Baked goods: Chocolate peanut butter bundt cake


Apparently, November is bundt month. I had no idea. The 15th is bundt day. I recently learned the entire history of the bundt pan. Fascinating stuff.

I decided to bake this because chocolate and peanut butter are a nice combination but one I rarely see in Europe, given the anti-peanut butter feelings most Europeans harbor. This was an experiment since it was my first time attempting this, but most of those who ate some have reported enjoyment.


For the filling

2/3 cup peanut butter
1/3 cup cream cheese, softened
1 tablespoon butter, softened
3 egg yolks
1 teaspoon vanilla
1/3 cup sugar
2 tablespoons flour

To make the filling

Beat peanut butter, cream cheese and butter until combined. Add egg yolks, one at a time, and beat until combined. Mix in vanilla. Mix in sugar and flour until combined. Fit a pastry bag with a large plain tip and scoop the filling into the bag. (Or put into plastic Ziploc-type bag and cut a hole in one of the corners for piping.) Refrigerate until ready to use.

For the cake

1 3/4 cups flour
1/2 teaspoons baking soda
1/2 teaspoons salt
12 tablespoons cocoa powder
3/4 cup boiling water
3 ounces (85 grams) bittersweet chocolate, chopped
3/4 cups sour cream
3/4 cups butter, softened
1 2/3 cups packed brown sugar
2 eggs
2 teaspoons vanilla

Preheat oven to 350F/175C. Grease/flour a bundt cake pan.

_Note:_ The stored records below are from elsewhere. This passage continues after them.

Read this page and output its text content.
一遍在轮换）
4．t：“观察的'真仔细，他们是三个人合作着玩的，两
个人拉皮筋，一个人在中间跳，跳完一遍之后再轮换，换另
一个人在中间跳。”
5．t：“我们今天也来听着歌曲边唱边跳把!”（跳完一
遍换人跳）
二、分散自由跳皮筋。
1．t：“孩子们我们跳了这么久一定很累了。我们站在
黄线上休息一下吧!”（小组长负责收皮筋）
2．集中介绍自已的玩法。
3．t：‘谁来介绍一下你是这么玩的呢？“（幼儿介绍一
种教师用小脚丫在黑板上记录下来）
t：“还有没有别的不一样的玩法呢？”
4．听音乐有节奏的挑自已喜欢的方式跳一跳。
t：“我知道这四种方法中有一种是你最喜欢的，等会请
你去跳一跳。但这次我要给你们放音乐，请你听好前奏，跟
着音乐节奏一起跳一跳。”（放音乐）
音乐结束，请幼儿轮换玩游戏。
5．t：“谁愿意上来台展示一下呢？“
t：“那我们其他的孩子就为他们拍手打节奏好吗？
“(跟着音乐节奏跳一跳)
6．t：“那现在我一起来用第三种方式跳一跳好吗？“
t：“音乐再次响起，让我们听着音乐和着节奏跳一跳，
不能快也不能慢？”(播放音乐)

In a medium bowl, whisk together flour, baking soda and salt. Set aside.

In a medium metal or glass bowl, whisk cocoa and boiling water together. Add in chopped chocolate and whisk until smooth. Mix in sour cream.

In large mixing bowl, cream together butter and sugar until light and fluffy. Mix in eggs, one at a time, and then beat in vanilla. Alternately mix in the dry ingredients and the cocoa mixture, beginning and ending with the flour. Mix until just combined with each addition.

Spoon a little less than half of the batter into bottom of the bundt pan. Using the pastry bag of peanut butter mixture, carefully pipe a ring of the filling over the center of the chocolate batter. Pour the remaining cake batter on top and gently tap the pan to remove air bubbles. Do not let the peanut butter touch the sides.

Bake until top springs back when lightly touched or a toothpick comes out mostly clean with a few crumbs attached – about 50-60 minutes. Remove from the oven and set on a wire rack to cool for 5 minutes. Place a wire cooling rack on top of the cake and carefully turn over – remove the pan and let cool completely.